Bien entendu les deux origines, CHANTILLY et MAY HALL, sans oublier MOROCCO ROSE, ont été croisées, directement ou via leurs descendants, pour obtenir des pétales remarquablement brodés. Gordon Plough a utilisé cette voie pour introduire les iris dentelés dans ses lignées. Opal Brown a fait de même. On leur doit, par exemple, BUTTERSCOTCH KISS (Plough 58), non seulement très frisé, mais encore marquant l’apparition d’une nouvelle teinte parmi les iris jaunes ; RAINBOW GOLD (Plough 59), un iris jaune d’or qu’on retrouve dans le pedigree de nombreuses variétés fort connues comme BRIDE’S HALO (Mohr 73 – DM 78), MILESTONE (Plough 65), STARRING ROLE (D. Palmer 73) ou TRADER’S GOLD (Plough 82) ; BUFFY (O. Brown 69) et son « fils » QUEEN OF HEARTS (O. Brown 74) qui rata de peu la DM en 81.
Quant à l’incontournable maison Schreiner, elle a croisé MIDWEST GEM et CHANTILLY. De cette union sont nés, quelques générations plus tard des variétés frisées de qualité comme LIME FIZZ (Schreiner 69) ou le splendide GRAND WALTZ (Schreiner 70), ultra célèbre et ultra frisé.

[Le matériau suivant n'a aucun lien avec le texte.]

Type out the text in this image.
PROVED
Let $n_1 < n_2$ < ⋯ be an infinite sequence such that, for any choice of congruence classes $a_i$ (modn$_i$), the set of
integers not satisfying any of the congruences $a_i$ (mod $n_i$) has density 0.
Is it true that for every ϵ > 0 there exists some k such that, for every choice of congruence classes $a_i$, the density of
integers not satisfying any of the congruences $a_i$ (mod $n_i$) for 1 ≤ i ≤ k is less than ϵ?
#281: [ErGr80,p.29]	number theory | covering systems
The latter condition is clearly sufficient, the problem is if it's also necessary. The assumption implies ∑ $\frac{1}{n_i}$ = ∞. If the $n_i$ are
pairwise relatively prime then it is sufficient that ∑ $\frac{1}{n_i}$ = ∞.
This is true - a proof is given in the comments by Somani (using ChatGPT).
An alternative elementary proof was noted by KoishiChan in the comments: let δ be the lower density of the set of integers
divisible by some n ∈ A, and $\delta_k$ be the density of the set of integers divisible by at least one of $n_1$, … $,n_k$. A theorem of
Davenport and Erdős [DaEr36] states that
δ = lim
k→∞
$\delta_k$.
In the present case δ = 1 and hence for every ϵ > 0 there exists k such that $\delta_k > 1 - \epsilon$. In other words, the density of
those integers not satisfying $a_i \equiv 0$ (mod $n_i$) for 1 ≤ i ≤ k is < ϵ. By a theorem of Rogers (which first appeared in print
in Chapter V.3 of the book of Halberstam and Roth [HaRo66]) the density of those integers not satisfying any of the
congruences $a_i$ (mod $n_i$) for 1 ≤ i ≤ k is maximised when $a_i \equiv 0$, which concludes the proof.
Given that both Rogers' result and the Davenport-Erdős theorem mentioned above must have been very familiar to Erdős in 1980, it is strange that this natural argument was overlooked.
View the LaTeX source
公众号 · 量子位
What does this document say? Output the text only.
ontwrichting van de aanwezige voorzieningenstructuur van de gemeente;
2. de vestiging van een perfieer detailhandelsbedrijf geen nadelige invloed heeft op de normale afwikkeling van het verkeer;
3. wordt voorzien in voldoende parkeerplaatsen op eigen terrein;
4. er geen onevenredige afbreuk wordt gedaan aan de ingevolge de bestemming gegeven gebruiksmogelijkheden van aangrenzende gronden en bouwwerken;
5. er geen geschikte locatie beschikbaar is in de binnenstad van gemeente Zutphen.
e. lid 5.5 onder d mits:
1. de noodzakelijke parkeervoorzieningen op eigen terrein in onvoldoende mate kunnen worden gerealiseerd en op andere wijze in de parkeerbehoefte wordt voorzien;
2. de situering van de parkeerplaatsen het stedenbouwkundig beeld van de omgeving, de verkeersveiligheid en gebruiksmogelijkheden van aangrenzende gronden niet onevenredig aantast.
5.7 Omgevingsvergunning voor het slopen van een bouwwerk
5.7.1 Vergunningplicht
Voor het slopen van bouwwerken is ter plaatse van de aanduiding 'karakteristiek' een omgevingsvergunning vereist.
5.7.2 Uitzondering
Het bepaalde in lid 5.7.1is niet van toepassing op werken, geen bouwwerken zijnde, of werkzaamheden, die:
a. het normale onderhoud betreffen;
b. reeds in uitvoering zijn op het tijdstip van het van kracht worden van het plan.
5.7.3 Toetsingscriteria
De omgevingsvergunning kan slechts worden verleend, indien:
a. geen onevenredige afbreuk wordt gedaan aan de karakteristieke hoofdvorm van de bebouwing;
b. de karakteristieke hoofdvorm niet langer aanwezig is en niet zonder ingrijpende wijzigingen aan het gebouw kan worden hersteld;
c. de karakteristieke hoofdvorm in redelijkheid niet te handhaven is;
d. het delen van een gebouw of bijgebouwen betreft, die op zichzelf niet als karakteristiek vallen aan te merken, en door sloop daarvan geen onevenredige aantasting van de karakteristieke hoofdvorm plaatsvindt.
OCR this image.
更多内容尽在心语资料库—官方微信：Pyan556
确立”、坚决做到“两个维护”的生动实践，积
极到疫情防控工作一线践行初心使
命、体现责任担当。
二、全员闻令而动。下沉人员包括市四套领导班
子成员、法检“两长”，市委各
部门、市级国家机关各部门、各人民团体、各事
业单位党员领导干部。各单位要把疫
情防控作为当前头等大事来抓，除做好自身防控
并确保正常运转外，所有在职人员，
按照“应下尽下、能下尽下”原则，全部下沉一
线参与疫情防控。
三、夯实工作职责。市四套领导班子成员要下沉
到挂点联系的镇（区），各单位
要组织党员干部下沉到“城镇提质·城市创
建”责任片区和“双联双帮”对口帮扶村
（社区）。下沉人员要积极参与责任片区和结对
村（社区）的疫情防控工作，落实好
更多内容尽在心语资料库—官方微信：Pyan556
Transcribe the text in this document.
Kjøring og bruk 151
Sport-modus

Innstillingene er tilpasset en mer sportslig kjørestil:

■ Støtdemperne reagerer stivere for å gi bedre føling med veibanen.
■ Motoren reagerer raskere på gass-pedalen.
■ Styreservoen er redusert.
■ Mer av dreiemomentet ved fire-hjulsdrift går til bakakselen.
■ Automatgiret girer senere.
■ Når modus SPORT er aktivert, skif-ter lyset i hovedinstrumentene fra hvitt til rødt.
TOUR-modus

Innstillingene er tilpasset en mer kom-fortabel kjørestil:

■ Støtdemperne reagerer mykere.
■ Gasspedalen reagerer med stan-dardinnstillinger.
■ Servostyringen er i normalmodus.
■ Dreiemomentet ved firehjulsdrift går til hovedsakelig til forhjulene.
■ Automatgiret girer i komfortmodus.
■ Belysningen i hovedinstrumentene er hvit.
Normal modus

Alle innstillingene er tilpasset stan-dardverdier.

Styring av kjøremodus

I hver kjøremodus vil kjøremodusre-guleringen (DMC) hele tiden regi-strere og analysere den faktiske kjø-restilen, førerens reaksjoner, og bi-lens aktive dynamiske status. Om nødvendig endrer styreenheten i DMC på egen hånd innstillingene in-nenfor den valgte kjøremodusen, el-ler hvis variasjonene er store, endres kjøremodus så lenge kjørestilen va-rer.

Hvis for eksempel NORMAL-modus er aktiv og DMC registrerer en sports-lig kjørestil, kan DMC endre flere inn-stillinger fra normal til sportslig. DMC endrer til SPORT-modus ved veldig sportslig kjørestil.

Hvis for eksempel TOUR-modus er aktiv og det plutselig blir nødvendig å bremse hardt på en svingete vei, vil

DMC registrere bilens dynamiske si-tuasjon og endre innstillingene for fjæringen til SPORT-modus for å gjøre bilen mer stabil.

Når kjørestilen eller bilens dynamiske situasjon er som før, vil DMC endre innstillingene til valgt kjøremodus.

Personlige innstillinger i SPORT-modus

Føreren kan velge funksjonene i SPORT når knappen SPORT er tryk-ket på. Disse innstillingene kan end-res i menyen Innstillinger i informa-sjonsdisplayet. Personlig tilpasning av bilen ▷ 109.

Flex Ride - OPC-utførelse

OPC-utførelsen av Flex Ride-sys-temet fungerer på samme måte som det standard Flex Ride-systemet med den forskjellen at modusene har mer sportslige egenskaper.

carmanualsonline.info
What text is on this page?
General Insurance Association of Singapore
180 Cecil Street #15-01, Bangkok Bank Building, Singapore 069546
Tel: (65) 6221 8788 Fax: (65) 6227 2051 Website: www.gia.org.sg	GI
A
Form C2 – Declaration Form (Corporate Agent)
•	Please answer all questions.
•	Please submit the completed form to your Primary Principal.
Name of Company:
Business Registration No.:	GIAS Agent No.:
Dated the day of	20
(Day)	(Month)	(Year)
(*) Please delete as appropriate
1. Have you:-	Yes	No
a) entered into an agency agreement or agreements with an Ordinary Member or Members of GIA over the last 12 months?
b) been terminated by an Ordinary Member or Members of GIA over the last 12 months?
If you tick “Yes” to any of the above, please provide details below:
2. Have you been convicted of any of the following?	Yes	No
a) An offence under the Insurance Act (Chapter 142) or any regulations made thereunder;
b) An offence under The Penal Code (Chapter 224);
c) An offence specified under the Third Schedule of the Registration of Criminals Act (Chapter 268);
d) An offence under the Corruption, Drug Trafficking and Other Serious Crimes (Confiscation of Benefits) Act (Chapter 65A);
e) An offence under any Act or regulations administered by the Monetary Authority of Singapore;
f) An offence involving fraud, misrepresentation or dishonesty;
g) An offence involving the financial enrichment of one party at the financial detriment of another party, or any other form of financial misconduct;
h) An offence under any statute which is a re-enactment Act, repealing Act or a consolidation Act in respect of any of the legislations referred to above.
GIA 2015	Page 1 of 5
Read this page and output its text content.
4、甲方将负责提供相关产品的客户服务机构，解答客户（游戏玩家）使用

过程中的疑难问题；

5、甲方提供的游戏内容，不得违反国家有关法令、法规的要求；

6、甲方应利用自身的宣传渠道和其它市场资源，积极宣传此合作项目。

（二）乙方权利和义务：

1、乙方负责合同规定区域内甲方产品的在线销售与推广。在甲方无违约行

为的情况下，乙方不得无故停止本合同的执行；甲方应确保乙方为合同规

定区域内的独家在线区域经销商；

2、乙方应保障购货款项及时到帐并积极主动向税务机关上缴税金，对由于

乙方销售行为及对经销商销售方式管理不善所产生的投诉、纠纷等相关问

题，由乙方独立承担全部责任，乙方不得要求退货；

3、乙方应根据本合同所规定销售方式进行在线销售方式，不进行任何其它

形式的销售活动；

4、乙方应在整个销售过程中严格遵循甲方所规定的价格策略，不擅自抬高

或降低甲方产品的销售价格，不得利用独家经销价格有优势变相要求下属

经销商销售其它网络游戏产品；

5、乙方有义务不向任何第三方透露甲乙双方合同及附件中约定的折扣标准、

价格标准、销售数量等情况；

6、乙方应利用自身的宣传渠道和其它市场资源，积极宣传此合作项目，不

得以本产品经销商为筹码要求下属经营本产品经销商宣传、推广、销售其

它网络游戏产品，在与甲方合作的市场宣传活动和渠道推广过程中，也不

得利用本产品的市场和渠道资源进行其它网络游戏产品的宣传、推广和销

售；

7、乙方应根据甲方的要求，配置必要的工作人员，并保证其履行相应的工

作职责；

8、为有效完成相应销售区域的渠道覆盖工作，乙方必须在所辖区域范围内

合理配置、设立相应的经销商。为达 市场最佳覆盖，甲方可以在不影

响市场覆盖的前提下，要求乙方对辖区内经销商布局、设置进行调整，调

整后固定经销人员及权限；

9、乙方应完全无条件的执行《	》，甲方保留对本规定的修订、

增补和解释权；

Les bords dentelés sont maintenant très répandus chez les grands iris. , Tout comme les souples ondulations, les sépales élargis à la base et les tiges largement ramifiées, ils font partie des caractéristiques les plus courantes. GRAND WALTZ n’est pas étranger à cette expansion. Ses enfants et petits enfants sont très nombreux et reproduisent les ornements de leur illustre parent. L’un des plus découpés est sans conteste le fameux LACED COTTON (Schreiner 80) qui aurait très bien pu s’ajouter aux DM acquises par les produits de la firme de Salem, puisqu’il a manqué d’un rien la distinction suprême en 86. Paradoxe, cette année là c’est SONG OF NORWAY qui l’a emportée, une variété raide et plutôt avare en frisures ! LACED COTTON, ce faux blanc pur, est entièrement bordé de très fines dentelures, et ce caractère a intéressé un grand nombre d’hybrideurs. Les américains tout d’abord, Schreiner en tête, qui nous a donné QUEEN OF ANGELS (95) aux extrémités déchiquetées, tout comme CARTE BLANCHE (96) ou un autre blanc, ARCTIC AGE (99). MYSTIC LACE (Aitken 90) tient de LACED COTTON les délicats friselis de ses pétales, et de MYSTIQUE (Ghio 75 –DM 80) son joli dégradé de bleu indigo. PURE AS THE (Innerst 89) est aussi un blanc abondamment frisotté, RHONDA FLEMING (Mullin 92) est une superbe fleur mauve vif au centre blanc, à la fois frisée et ondulée, LADY BIRD JOHNSON (Mahan 96) cumule les qualités : couleur bleue pâle raffinée et forme parfaite avec friselis et ondulations, même chose pour le mauve parme FANCY STUFF (O. Brown 98). Ailleurs qu’en Amérique, LACED COTTON est le parent-vedette du Slovaque Ladislaw Muska qui en a tiré de très nombreux cultivars brodés intéressants comme son bicolore fétiche, DON EPIFANO (89) ou le mauve pâle baptisé avec à propos LA DENTELLE (96) que l’on peu qualifier de crépu. OEDIPUSSI (89) est la contribution de l’Allemand Harald Moos à la gloire de LACED COTTON et de ses pétales découpés. J’ai dans ma propre collection ZLATOHLAVEK (Seidl 97), la version jaune – et tchèque – de LACED COTTON. Enfin n’oublions pas CUMULUS (Cayeux R. 2000), néglecta lavande, qui rassemble dans sa généalogie les noms prestigieux de LACED COTTON, bien sûr, mais aussi ceux de CONDOTTIERE et SILVERADO.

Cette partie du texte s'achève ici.